Published:Monday | June 15, 2015 | 6:00 AM
Weighing activities taking place after a fishing boat gets in with a day’s catch.

Huge increases in penalties and fines have been proposed for breaches of Jamaica's fisheries law.

A bill, seeking to amend the existing Fisheries Act of 1976, which was laid in the House of Representatives last Tuesday, proposes fines of up to $3 million for fishing infractions.

Agriculture Minister Derrick Kellier said in Parliament last April that there is an "urgency attached to certain aspects of fisheries management", which necessitates the bringing of a bill.

"The plunder of our resources by poachers requires the urgent amendment of the act to increase the fines," the minister said.

In addition to increased finds, the bill proposes several new definitions of key terms, changing, for example, the way fish is to be regarded by law.

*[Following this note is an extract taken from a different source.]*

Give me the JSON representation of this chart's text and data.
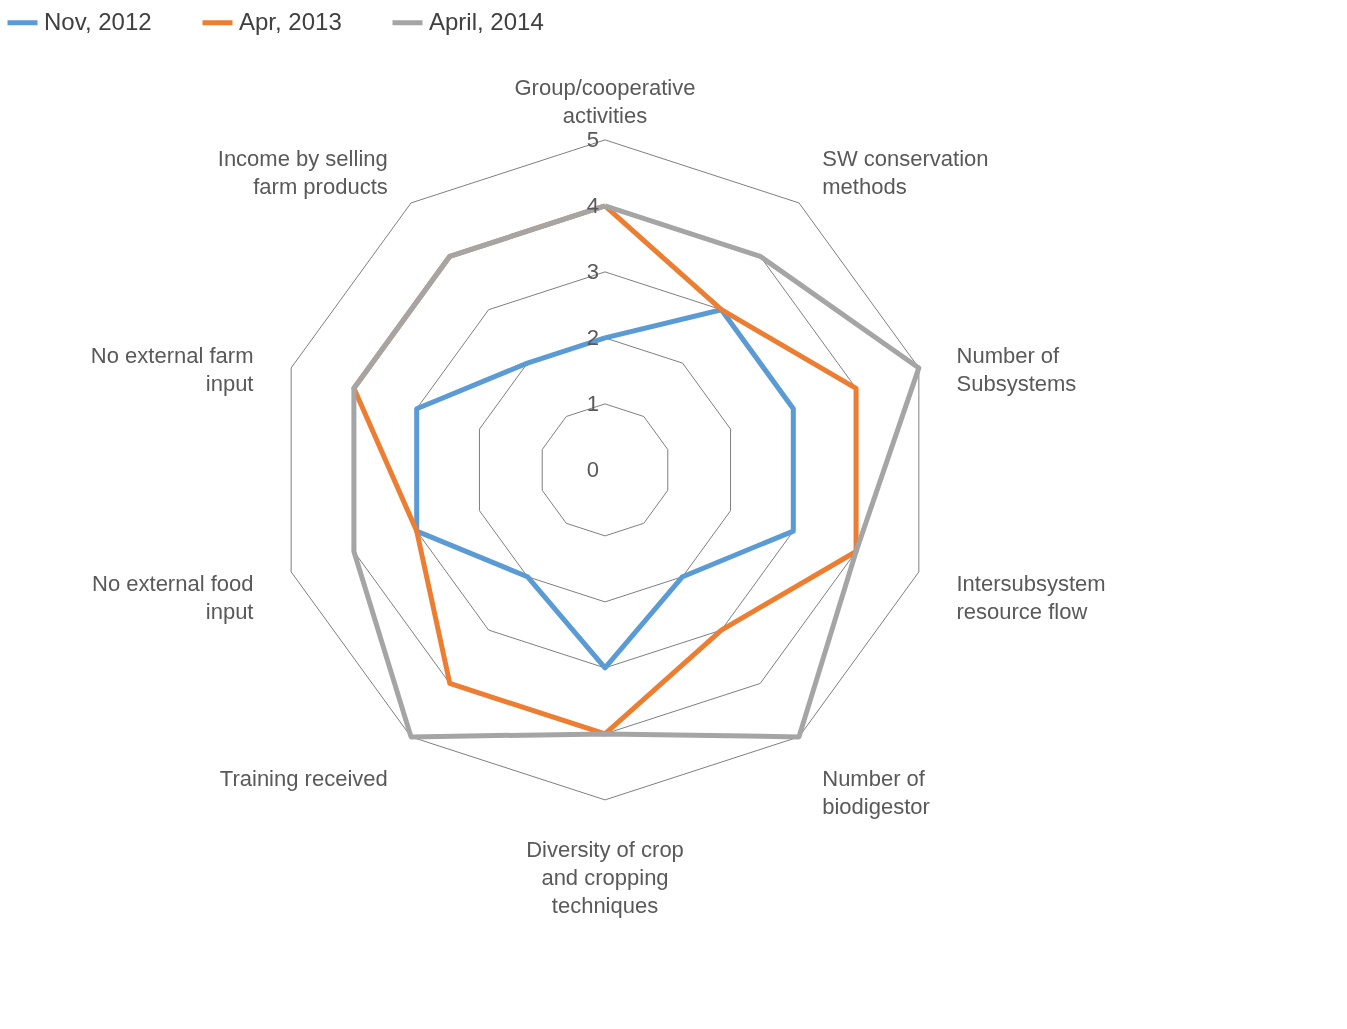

Currently, fish includes shell fish, crustaceans, and marine or fresh water animal life.

The proposed new definition makes fish any aquatic plant or animal whether piscine or not (including their eggs and all juvenile stages thereof) and by-products and includes any aquatic mammal.

- D.L.

 

SOME OF THE FISHERIES FINES

 

- Fishing without a licence

Current law: $1,000 and, in default of payment, imprisonment for a term not exceeding 12 months.

Proposed law: $3 million or a term of imprisonment for two years, or both fine and imprisonment.

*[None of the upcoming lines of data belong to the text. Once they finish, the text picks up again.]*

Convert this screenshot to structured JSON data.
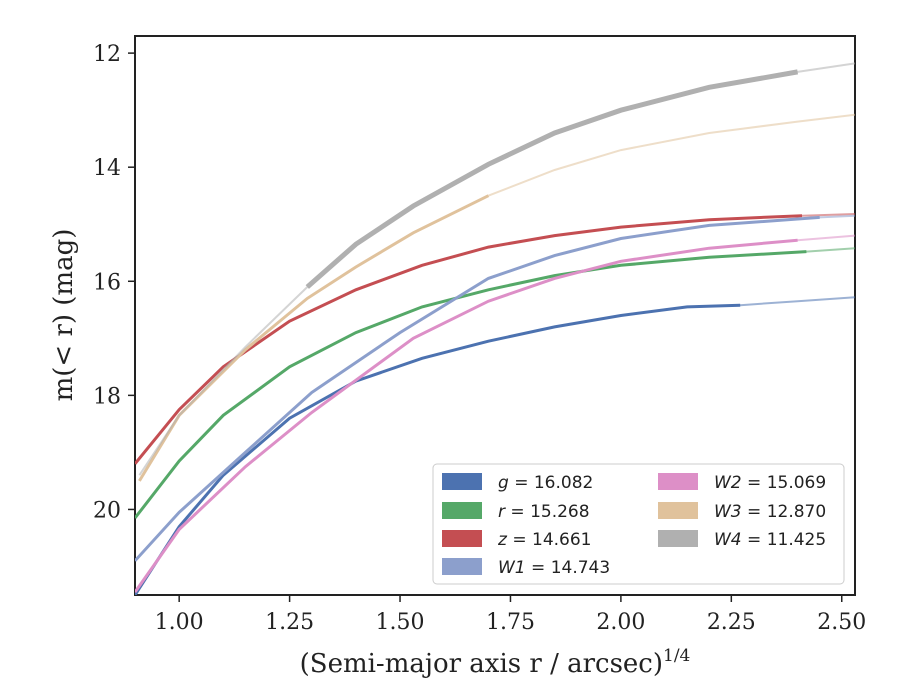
{
  "chart_data": {
    "type": "line",
    "xlabel": "(Semi-major axis r / arcsec)",
    "xlabel_sup": "1/4",
    "ylabel": "m(< r) (mag)",
    "xlim": [
      0.9,
      2.53
    ],
    "ylim": [
      21.5,
      11.7
    ],
    "y_inverted": true,
    "grid": false,
    "legend_placement": "lower-right",
    "x_ticks": [
      "1.00",
      "1.25",
      "1.50",
      "1.75",
      "2.00",
      "2.25",
      "2.50"
    ],
    "y_ticks": [
      "12",
      "14",
      "16",
      "18",
      "20"
    ],
    "series": [
      {
        "name": "g = 16.082",
        "legend_var": "g",
        "legend_val": "16.082",
        "color": "#4c72b0",
        "x": [
          0.9,
          1.0,
          1.1,
          1.25,
          1.4,
          1.55,
          1.7,
          1.85,
          2.0,
          2.15,
          2.27,
          2.4,
          2.53
        ],
        "y": [
          21.5,
          20.3,
          19.4,
          18.4,
          17.75,
          17.35,
          17.05,
          16.8,
          16.6,
          16.45,
          16.42,
          16.35,
          16.28
        ],
        "solid_until": 2.27
      },
      {
        "name": "r = 15.268",
        "legend_var": "r",
        "legend_val": "15.268",
        "color": "#55a868",
        "x": [
          0.9,
          1.0,
          1.1,
          1.25,
          1.4,
          1.55,
          1.7,
          1.85,
          2.0,
          2.2,
          2.42,
          2.53
        ],
        "y": [
          20.15,
          19.15,
          18.35,
          17.5,
          16.9,
          16.45,
          16.15,
          15.9,
          15.72,
          15.58,
          15.48,
          15.42
        ],
        "solid_until": 2.42
      },
      {
        "name": "z = 14.661",
        "legend_var": "z",
        "legend_val": "14.661",
        "color": "#c44e52",
        "x": [
          0.9,
          1.0,
          1.1,
          1.25,
          1.4,
          1.55,
          1.7,
          1.85,
          2.0,
          2.2,
          2.41,
          2.53
        ],
        "y": [
          19.2,
          18.25,
          17.5,
          16.7,
          16.15,
          15.72,
          15.4,
          15.2,
          15.05,
          14.92,
          14.85,
          14.82
        ],
        "solid_until": 2.41
      },
      {
        "name": "W1 = 14.743",
        "legend_var": "W1",
        "legend_val": "14.743",
        "color": "#8c9fcc",
        "x": [
          0.9,
          1.0,
          1.15,
          1.3,
          1.5,
          1.7,
          1.85,
          2.0,
          2.2,
          2.45,
          2.53
        ],
        "y": [
          20.9,
          20.05,
          19.0,
          17.95,
          16.9,
          15.95,
          15.55,
          15.25,
          15.02,
          14.88,
          14.85
        ],
        "solid_until": 2.45
      },
      {
        "name": "W2 = 15.069",
        "legend_var": "W2",
        "legend_val": "15.069",
        "color": "#dd8fc7",
        "x": [
          0.9,
          1.0,
          1.15,
          1.3,
          1.53,
          1.7,
          1.85,
          2.0,
          2.2,
          2.4,
          2.53
        ],
        "y": [
          21.45,
          20.35,
          19.25,
          18.3,
          17.0,
          16.35,
          15.95,
          15.65,
          15.42,
          15.28,
          15.2
        ],
        "solid_until": 2.4
      },
      {
        "name": "W3 = 12.870",
        "legend_var": "W3",
        "legend_val": "12.870",
        "color": "#e0c29c",
        "x": [
          0.91,
          1.0,
          1.15,
          1.29,
          1.4,
          1.53,
          1.7,
          1.85,
          2.0,
          2.2,
          2.4,
          2.53
        ],
        "y": [
          19.5,
          18.35,
          17.2,
          16.3,
          15.75,
          15.15,
          14.5,
          14.05,
          13.7,
          13.4,
          13.2,
          13.08
        ],
        "solid_until": 1.7
      },
      {
        "name": "W4 = 11.425",
        "legend_var": "W4",
        "legend_val": "11.425",
        "color": "#b0b0b0",
        "x": [
          0.91,
          1.0,
          1.15,
          1.29,
          1.4,
          1.53,
          1.7,
          1.85,
          2.0,
          2.2,
          2.4,
          2.53
        ],
        "y": [
          19.4,
          18.35,
          17.15,
          16.1,
          15.35,
          14.68,
          13.95,
          13.4,
          13.0,
          12.6,
          12.33,
          12.18
        ],
        "solid_from": 1.29,
        "solid_until": 2.4
      }
    ]
  }
}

- Failure to carry identification card

Current law: $20 and in default of payment thereof, imprisonment for a term not exceeding one month.

Proposed law: The fine is to be increased to $100,000.

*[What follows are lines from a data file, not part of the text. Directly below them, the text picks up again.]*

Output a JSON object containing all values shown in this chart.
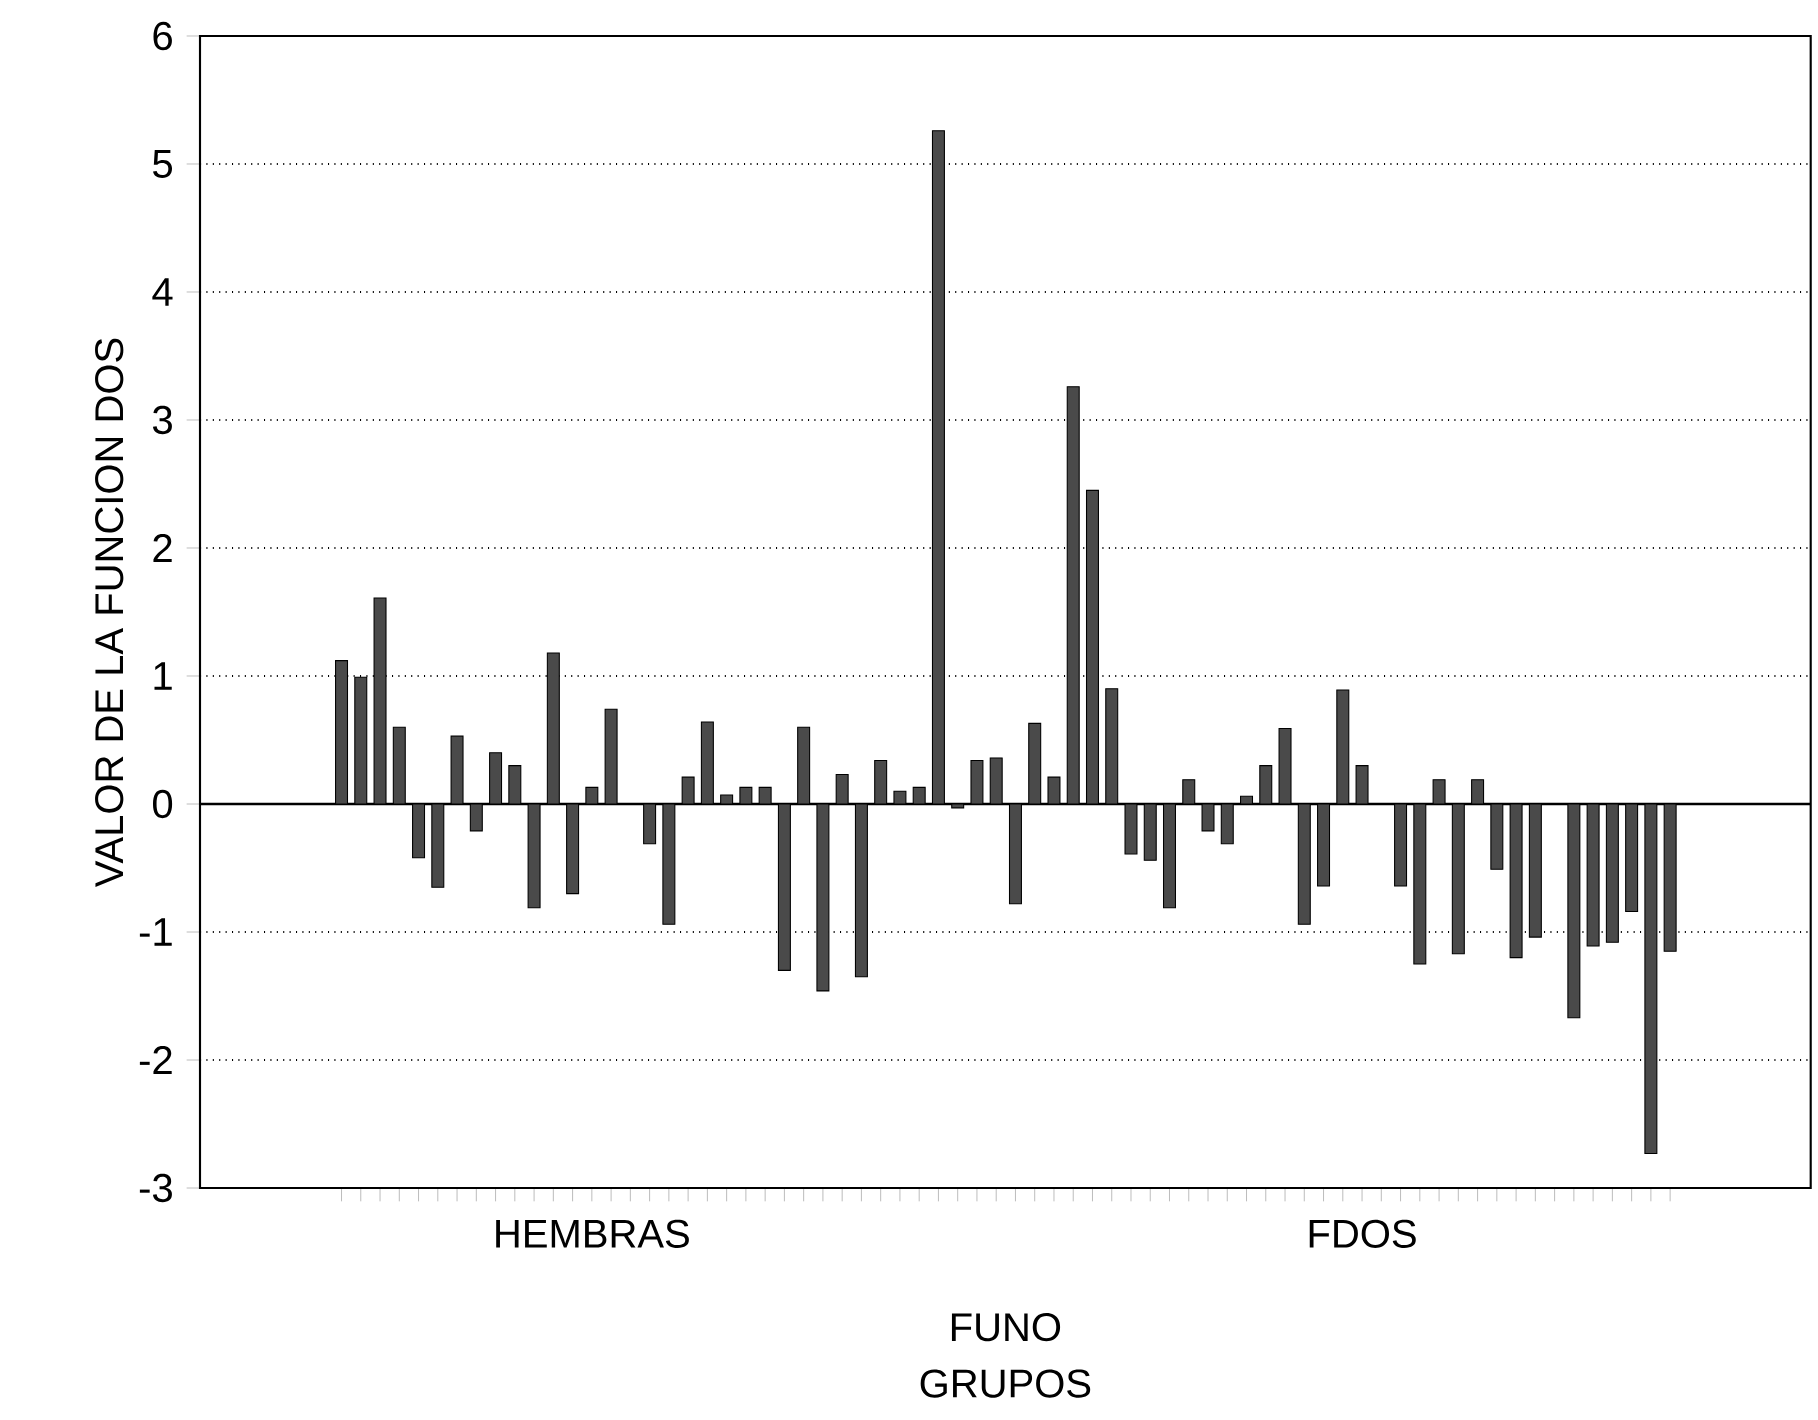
{
  "chart_data": {
    "type": "bar",
    "ylabel": "VALOR DE LA FUNCION DOS",
    "xlabel": "GRUPOS",
    "annotations": [
      "FUNO"
    ],
    "categories": [
      null,
      null,
      null,
      null,
      null,
      null,
      null,
      null,
      null,
      null,
      null,
      null,
      null,
      "HEMBRAS",
      null,
      null,
      null,
      null,
      null,
      null,
      null,
      null,
      null,
      null,
      null,
      null,
      null,
      null,
      null,
      null,
      null,
      null,
      null,
      null,
      null,
      null,
      null,
      null,
      null,
      null,
      null,
      null,
      null,
      null,
      null,
      null,
      null,
      null,
      null,
      null,
      null,
      null,
      null,
      "FDOS",
      null,
      null,
      null,
      null,
      null,
      null,
      null,
      null,
      null,
      null,
      null,
      null,
      null,
      null,
      null,
      null
    ],
    "values": [
      1.12,
      0.99,
      1.61,
      0.6,
      -0.42,
      -0.65,
      0.53,
      -0.21,
      0.4,
      0.3,
      -0.81,
      1.18,
      -0.7,
      0.13,
      0.74,
      null,
      -0.31,
      -0.94,
      0.21,
      0.64,
      0.07,
      0.13,
      0.13,
      -1.3,
      0.6,
      -1.46,
      0.23,
      -1.35,
      0.34,
      0.1,
      0.13,
      5.26,
      -0.03,
      0.34,
      0.36,
      -0.78,
      0.63,
      0.21,
      3.26,
      2.45,
      0.9,
      -0.39,
      -0.44,
      -0.81,
      0.19,
      -0.21,
      -0.31,
      0.06,
      0.3,
      0.59,
      -0.94,
      -0.64,
      0.89,
      0.3,
      null,
      -0.64,
      -1.25,
      0.19,
      -1.17,
      0.19,
      -0.51,
      -1.2,
      -1.04,
      null,
      -1.67,
      -1.11,
      -1.08,
      -0.84,
      -2.73,
      -1.15
    ],
    "color": "#4a4a4a",
    "ylim": [
      -3,
      6
    ],
    "yticks": [
      -3,
      -2,
      -1,
      0,
      1,
      2,
      3,
      4,
      5,
      6
    ],
    "grid": "y"
  }
}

- Using an unregistered or unlicensed boat

Current law: Fine not exceeding $200 and, in default of payment thereof, imprisonment for a term not exceeding six months.

Proposed law: $3 million, or imprisonment for up to 12 months, or both fine and imprisonment ( Resident Magistrate's Court).

Fine or imprisonment for up to five years or both fine and imprisonment (Circuit Court).

- Not having registration marks displayed in the prescribed manner on the boat

Current law: Fine not exceeding $20 or to imprisonment for a term not exceeding one month.

Proposed law: $500,000 fine.

- Disturbing any species of fish during closed season

Current law: (Conviction before a resident magistrate) Fine not exceeding $500 and, in default of payment, six months' imprisonment.

Proposed law: (Conviction in a Resident Magistrate's Court) $3 million, or up to 12 months' imprisonment, or both fine and imprisonment.

(Conviction in a Circuit Court) Fine or prison term not exceeding five years or both fine and imprisonment.

- Fishing in a declared fish sanctuary

Current law: Fine of $500 and, in default of payment, imprisonment for a term not exceeding six months.

Proposed law: (Conviction in a Resident Magistrate's Court) $3 million, or up to 12 months' imprisonment, or both fine and imprisonment.

(Conviction in a Circuit Court) Fine or prison term not exceeding five years or both fine and imprisonment.

- Landing and sale of illegally caught fish

Current law: Fine not exceeding $1,000 and, in default of payment thereof, imprisonment for a term not exceeding 12 months.

Proposed law: Conviction in a Resident Magistrate's Court) $3 million, or up to 24 months' imprisonment, or both fine and imprisonment.

(Conviction in a Circuit Court) Fine or prison term not exceeding five years or both fine and imprisonment.